Le monde tel qu’il va : de plus en plus riche et de plus en plus inégal

Publié le par Michael Robert sur le site Avanti

Le monde tel qu’il va : de plus en plus riche et de plus en plus inégal

Insistons bien sur le fait que nous ne parlons pas ici d’un revenu annuel mais bien de la "richesse" accumulée par un ménage (c’est-à-dire les actifs immobiliers et financiers, comme les avoirs, actions et liquidités en banque).

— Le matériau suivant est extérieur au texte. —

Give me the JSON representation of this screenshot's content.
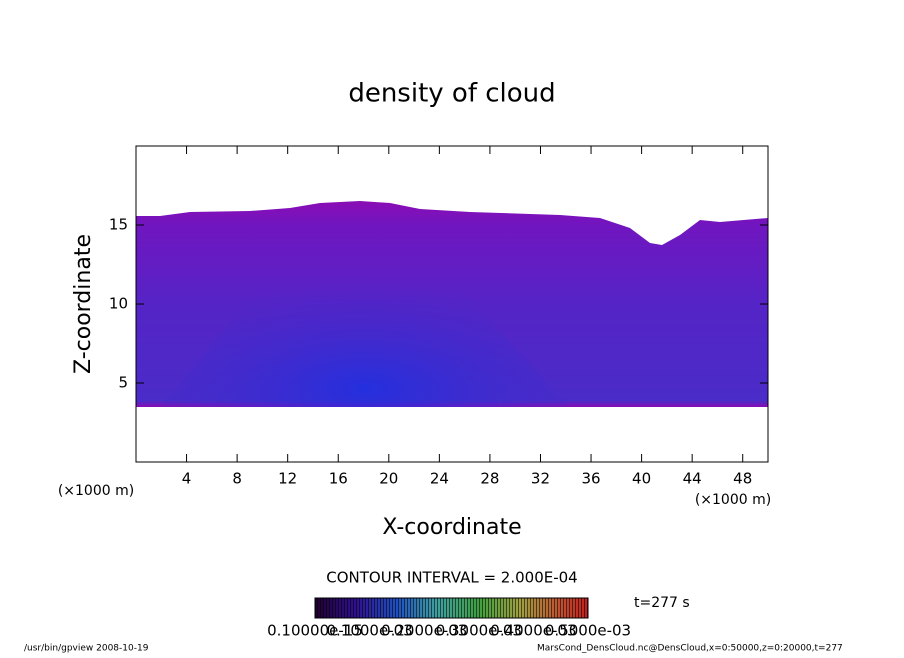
{
  "chart_data": {
    "type": "contour",
    "title": "density of cloud",
    "x_label": "X-coordinate",
    "y_label": "Z-coordinate",
    "x_unit": "(×1000 m)",
    "y_unit": "(×1000 m)",
    "xlim": [
      0,
      50
    ],
    "xticks": [
      4,
      8,
      12,
      16,
      20,
      24,
      28,
      32,
      36,
      40,
      44,
      48
    ],
    "ylim": [
      0,
      20
    ],
    "yticks": [
      5,
      10,
      15
    ],
    "contour_interval": "CONTOUR INTERVAL = 2.000E-04",
    "time_label": "t=277 s",
    "colorbar_labels": [
      "0.10000e-15",
      "0.1000e-03",
      "0.2000e-03",
      "0.3000e-03",
      "0.4000e-03",
      "0.5000e-03"
    ],
    "footer_left": "/usr/bin/gpview   2008-10-19",
    "footer_right": "MarsCond_DensCloud.nc@DensCloud,x=0:50000,z=0:20000,t=277"
  }
}
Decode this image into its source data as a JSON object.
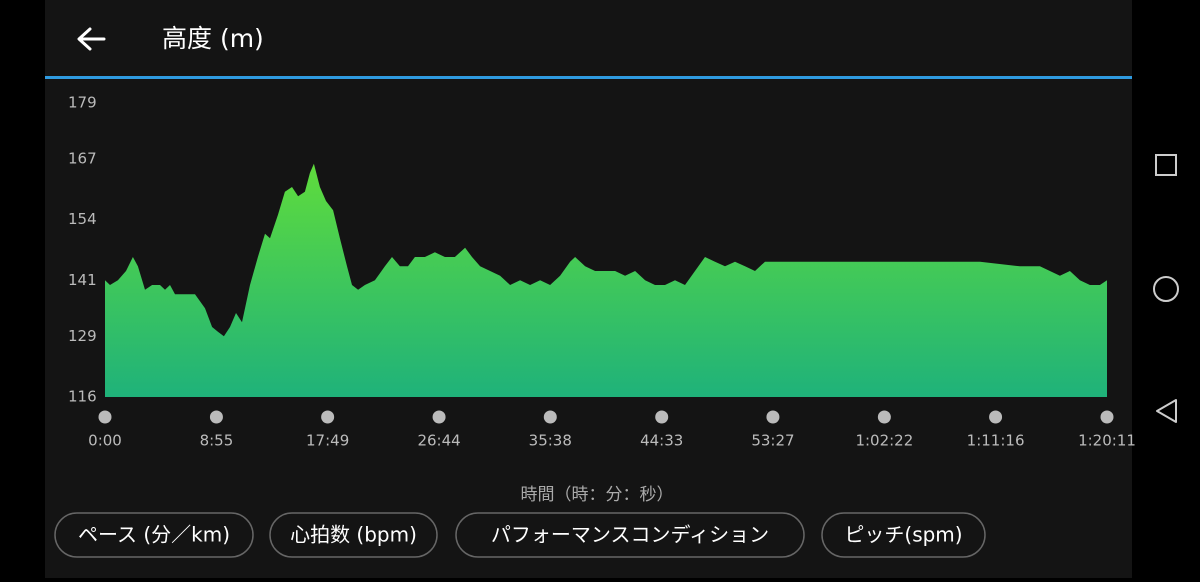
{
  "header": {
    "title": "高度 (m)"
  },
  "chart_data": {
    "type": "area",
    "x_label": "時間（時：分：秒）",
    "x": [
      0,
      24,
      62,
      101,
      134,
      158,
      192,
      226,
      264,
      288,
      312,
      336,
      360,
      432,
      480,
      514,
      542,
      571,
      600,
      629,
      658,
      696,
      734,
      768,
      792,
      830,
      864,
      898,
      927,
      960,
      984,
      1003,
      1032,
      1061,
      1095,
      1128,
      1162,
      1186,
      1215,
      1248,
      1296,
      1344,
      1378,
      1416,
      1455,
      1488,
      1536,
      1584,
      1632,
      1680,
      1729,
      1762,
      1801,
      1849,
      1897,
      1945,
      1993,
      2041,
      2089,
      2137,
      2185,
      2233,
      2257,
      2305,
      2353,
      2401,
      2449,
      2497,
      2545,
      2593,
      2641,
      2689,
      2737,
      2785,
      2833,
      2881,
      2929,
      2977,
      3025,
      3073,
      3121,
      3169,
      3241,
      3337,
      3481,
      3625,
      3817,
      4009,
      4201,
      4393,
      4489,
      4537,
      4585,
      4633,
      4681,
      4729,
      4777,
      4811
    ],
    "values": [
      141,
      140,
      141,
      143,
      146,
      144,
      139,
      140,
      140,
      139,
      140,
      138,
      138,
      138,
      135,
      131,
      130,
      129,
      131,
      134,
      132,
      140,
      146,
      151,
      150,
      155,
      160,
      161,
      159,
      160,
      164,
      166,
      161,
      158,
      156,
      150,
      144,
      140,
      139,
      140,
      141,
      144,
      146,
      144,
      144,
      146,
      146,
      147,
      146,
      146,
      148,
      146,
      144,
      143,
      142,
      140,
      141,
      140,
      141,
      140,
      142,
      145,
      146,
      144,
      143,
      143,
      143,
      142,
      143,
      141,
      140,
      140,
      141,
      140,
      143,
      146,
      145,
      144,
      145,
      144,
      143,
      145,
      145,
      145,
      145,
      145,
      145,
      145,
      145,
      144,
      144,
      143,
      142,
      143,
      141,
      140,
      140,
      141
    ],
    "fill_gradient": [
      "#5fdc3c",
      "#1fb27a"
    ],
    "xlim": [
      0,
      4811
    ],
    "ylim": [
      116,
      179
    ],
    "yticks": [
      116,
      129,
      141,
      154,
      167,
      179
    ],
    "xticks": [
      {
        "value": 0,
        "label": "0:00"
      },
      {
        "value": 535,
        "label": "8:55"
      },
      {
        "value": 1069,
        "label": "17:49"
      },
      {
        "value": 1604,
        "label": "26:44"
      },
      {
        "value": 2138,
        "label": "35:38"
      },
      {
        "value": 2673,
        "label": "44:33"
      },
      {
        "value": 3207,
        "label": "53:27"
      },
      {
        "value": 3742,
        "label": "1:02:22"
      },
      {
        "value": 4276,
        "label": "1:11:16"
      },
      {
        "value": 4811,
        "label": "1:20:11"
      }
    ]
  },
  "buttons": [
    "ペース (分／km)",
    "心拍数 (bpm)",
    "パフォーマンスコンディション",
    "ピッチ(spm)"
  ]
}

Mais ces 100.000 dollars (soit 73.000 euros) ne représentent pas nécessairement une somme extraordinaire si vous possédez une maison non hypothéquée dans n’importe quel pays du G7. Donc des dizaines de millions de gens, particulièrement aux Etats-Unis et en Grande-Bretagne, se retrouvent ainsi dans le "Top 10%" des détenteurs de la richesse mondiale [sans être pour autant des "riches" dans leur pays - NdT]. Ces chiffres montrent surtout à quel point la grande majorité des adultes dans le monde disposent de peu : les deux-tiers sont en-dessous de la barre des 10.000 dollars (7.300 euros) de richesse par ménage. En d’autres termes, 3,2 milliards d’adultes ne possèdent pratiquement rien du tout.

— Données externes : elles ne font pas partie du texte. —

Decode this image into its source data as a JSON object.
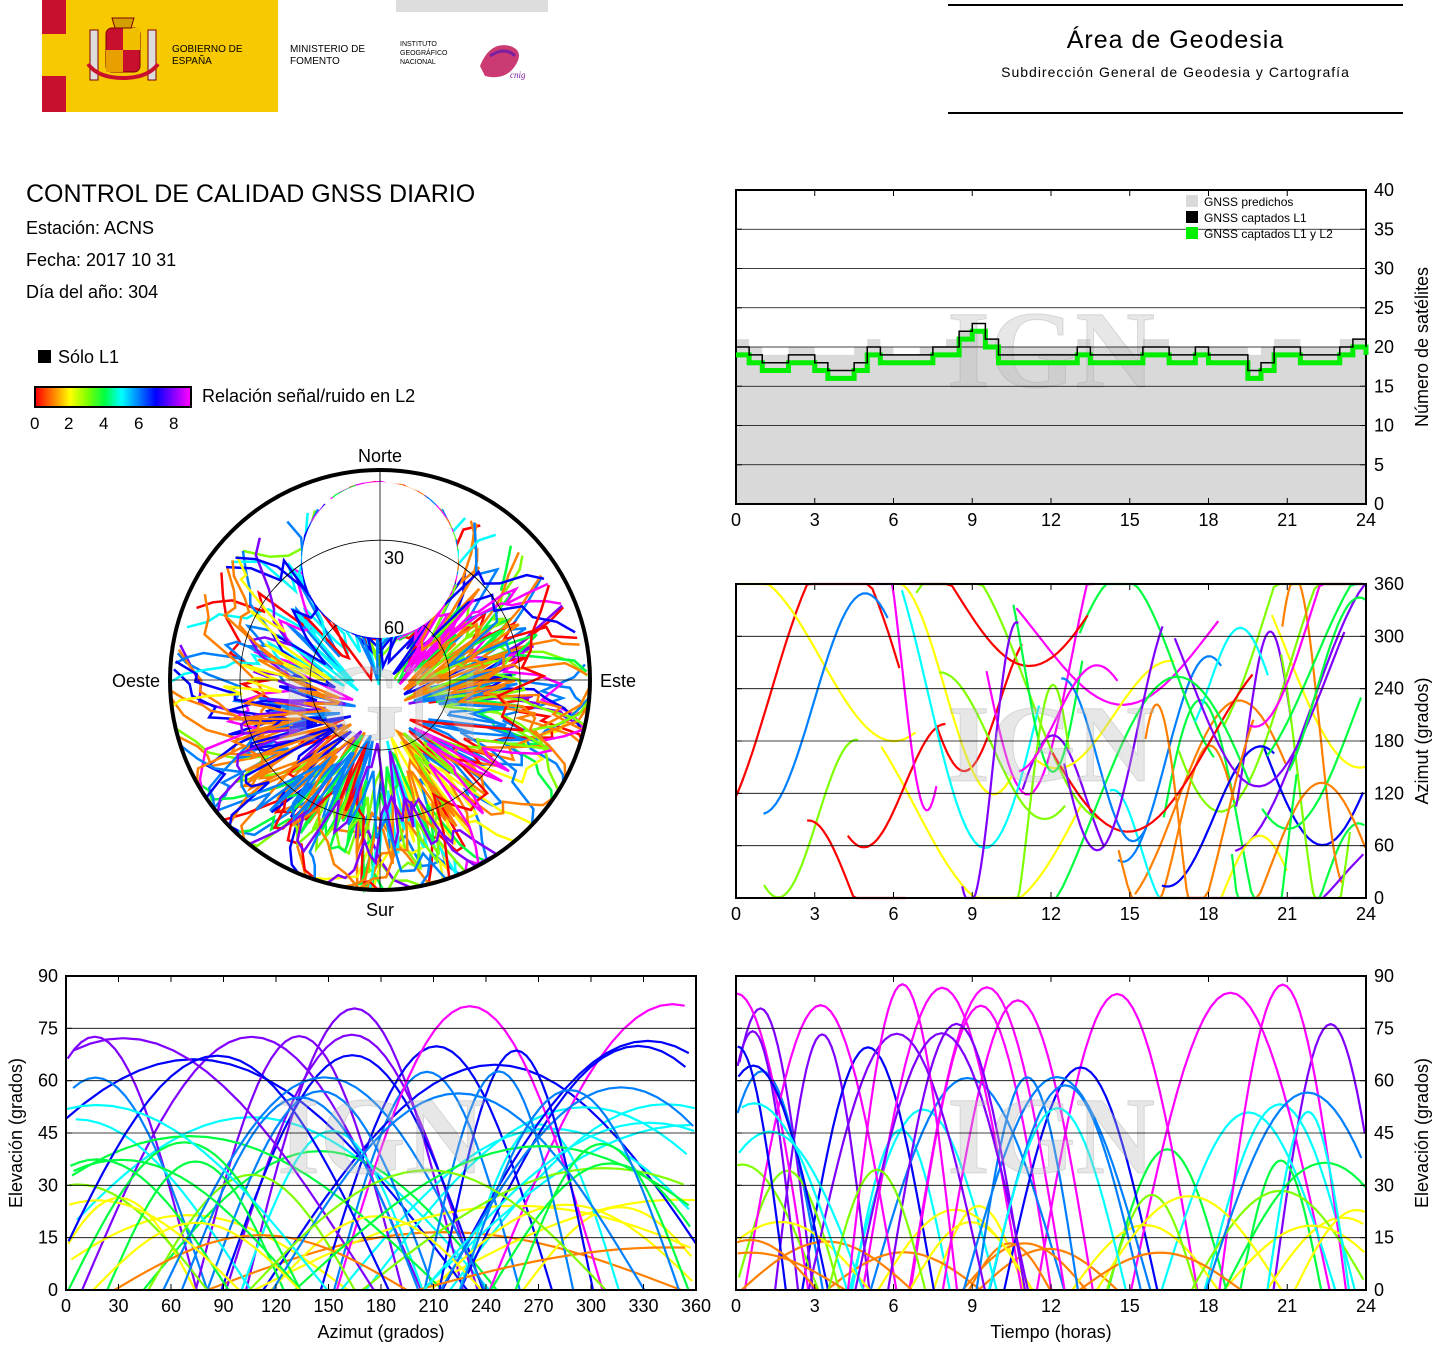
{
  "header": {
    "gobierno": "GOBIERNO DE ESPAÑA",
    "ministerio": "MINISTERIO DE FOMENTO",
    "instituto": "INSTITUTO GEOGRÁFICO NACIONAL",
    "area_title": "Área de Geodesia",
    "area_subtitle": "Subdirección General de Geodesia y Cartografía"
  },
  "info": {
    "title": "CONTROL DE CALIDAD GNSS DIARIO",
    "station": "Estación: ACNS",
    "date": "Fecha: 2017 10 31",
    "doy": "Día del año: 304"
  },
  "legend": {
    "l1_only": "Sólo L1",
    "snr_label": "Relación señal/ruido en L2",
    "ticks": [
      "0",
      "2",
      "4",
      "6",
      "8"
    ]
  },
  "colors": {
    "predicted": "#d9d9d9",
    "l1": "#000000",
    "l1l2": "#00ee00",
    "snr_scale": [
      "#ff0000",
      "#ff8000",
      "#ffff00",
      "#80ff00",
      "#00ff40",
      "#00ffff",
      "#0080ff",
      "#0000ff",
      "#8000ff",
      "#ff00ff"
    ]
  },
  "watermark": "IGN",
  "chart_data": [
    {
      "type": "area",
      "id": "sat-count",
      "x": [
        0,
        0.5,
        1,
        1.5,
        2,
        2.5,
        3,
        3.5,
        4,
        4.5,
        5,
        5.5,
        6,
        6.5,
        7,
        7.5,
        8,
        8.5,
        9,
        9.5,
        10,
        10.5,
        11,
        11.5,
        12,
        12.5,
        13,
        13.5,
        14,
        14.5,
        15,
        15.5,
        16,
        16.5,
        17,
        17.5,
        18,
        18.5,
        19,
        19.5,
        20,
        20.5,
        21,
        21.5,
        22,
        22.5,
        23,
        23.5,
        24
      ],
      "series": [
        {
          "name": "GNSS predichos",
          "values": [
            21,
            20,
            19,
            19,
            20,
            20,
            19,
            19,
            19,
            20,
            21,
            20,
            19,
            19,
            20,
            20,
            21,
            22,
            22,
            21,
            20,
            20,
            20,
            20,
            20,
            20,
            21,
            20,
            20,
            20,
            20,
            21,
            21,
            20,
            20,
            20,
            20,
            20,
            20,
            19,
            20,
            21,
            21,
            20,
            20,
            20,
            21,
            21,
            21
          ]
        },
        {
          "name": "GNSS captados L1",
          "values": [
            20,
            19,
            18,
            18,
            19,
            19,
            18,
            17,
            17,
            18,
            20,
            19,
            19,
            19,
            19,
            20,
            20,
            22,
            23,
            21,
            19,
            19,
            19,
            19,
            19,
            19,
            20,
            19,
            19,
            19,
            19,
            20,
            20,
            19,
            19,
            20,
            19,
            19,
            19,
            17,
            18,
            20,
            20,
            19,
            19,
            19,
            20,
            21,
            20
          ]
        },
        {
          "name": "GNSS captados L1 y L2",
          "values": [
            19,
            18,
            17,
            17,
            18,
            18,
            17,
            16,
            16,
            17,
            19,
            18,
            18,
            18,
            18,
            19,
            19,
            21,
            22,
            20,
            18,
            18,
            18,
            18,
            18,
            18,
            19,
            18,
            18,
            18,
            18,
            19,
            19,
            18,
            18,
            19,
            18,
            18,
            18,
            16,
            17,
            19,
            19,
            18,
            18,
            18,
            19,
            20,
            19
          ]
        }
      ],
      "xlim": [
        0,
        24
      ],
      "ylim": [
        0,
        40
      ],
      "xticks": [
        "0",
        "3",
        "6",
        "9",
        "12",
        "15",
        "18",
        "21",
        "24"
      ],
      "yticks": [
        "0",
        "5",
        "10",
        "15",
        "20",
        "25",
        "30",
        "35",
        "40"
      ],
      "ylabel": "Número de satélites",
      "legend": "top-right"
    },
    {
      "type": "scatter",
      "id": "skyplot",
      "labels": {
        "north": "Norte",
        "south": "Sur",
        "west": "Oeste",
        "east": "Este"
      },
      "rings": [
        "30",
        "60"
      ]
    },
    {
      "type": "scatter",
      "id": "azimuth-time",
      "xlim": [
        0,
        24
      ],
      "ylim": [
        0,
        360
      ],
      "xticks": [
        "0",
        "3",
        "6",
        "9",
        "12",
        "15",
        "18",
        "21",
        "24"
      ],
      "yticks": [
        "0",
        "60",
        "120",
        "180",
        "240",
        "300",
        "360"
      ],
      "ylabel": "Azimut (grados)"
    },
    {
      "type": "scatter",
      "id": "elev-azimuth",
      "xlim": [
        0,
        360
      ],
      "ylim": [
        0,
        90
      ],
      "xticks": [
        "0",
        "30",
        "60",
        "90",
        "120",
        "150",
        "180",
        "210",
        "240",
        "270",
        "300",
        "330",
        "360"
      ],
      "yticks": [
        "0",
        "15",
        "30",
        "45",
        "60",
        "75",
        "90"
      ],
      "xlabel": "Azimut (grados)",
      "ylabel": "Elevación (grados)"
    },
    {
      "type": "scatter",
      "id": "elev-time",
      "xlim": [
        0,
        24
      ],
      "ylim": [
        0,
        90
      ],
      "xticks": [
        "0",
        "3",
        "6",
        "9",
        "12",
        "15",
        "18",
        "21",
        "24"
      ],
      "yticks": [
        "0",
        "15",
        "30",
        "45",
        "60",
        "75",
        "90"
      ],
      "xlabel": "Tiempo (horas)",
      "ylabel": "Elevación (grados)"
    }
  ]
}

À l’autre extrémité du spectre, 32 millions de gens possèdent à eux seuls une richesse globale de 98 trillions [1] de dollars (soit 41% de toute la richesse des ménages), disposant chacun de plus de 1 million de dollars (730.000 euros). Et 98.700 personnes "à valeur nette très élevée" disposent chacune de plus de 50 millions de dollars (36,5 millions d’euros) et, parmi celles-ci, 33.900 possèdent chacune plus de 100 millions de dollars (73 millions d’euros). La moitié de ces super-riches vivent aux États-Unis.

Tout ceci se trouve dans un nouveau rapport sur la richesse mondiale qui a été rédigé par les professeurs Anthony Shorrocks et Jim Davies et publié par la banque du Crédit Suisse. Ces professeurs constatent que la richesse mondiale a atteint un nouveau niveau record de 241 trillions de dollars, une somme en hausse de 4,9% depuis l’année dernière, les Etats-unis prenant à leur compte l’essentiel de cette augmentation. La richesse moyenne a atteint un nouveau pic de 51.600 dollars (37.700 euros) par adulte, mais la répartition de cette richesse est follement inégale.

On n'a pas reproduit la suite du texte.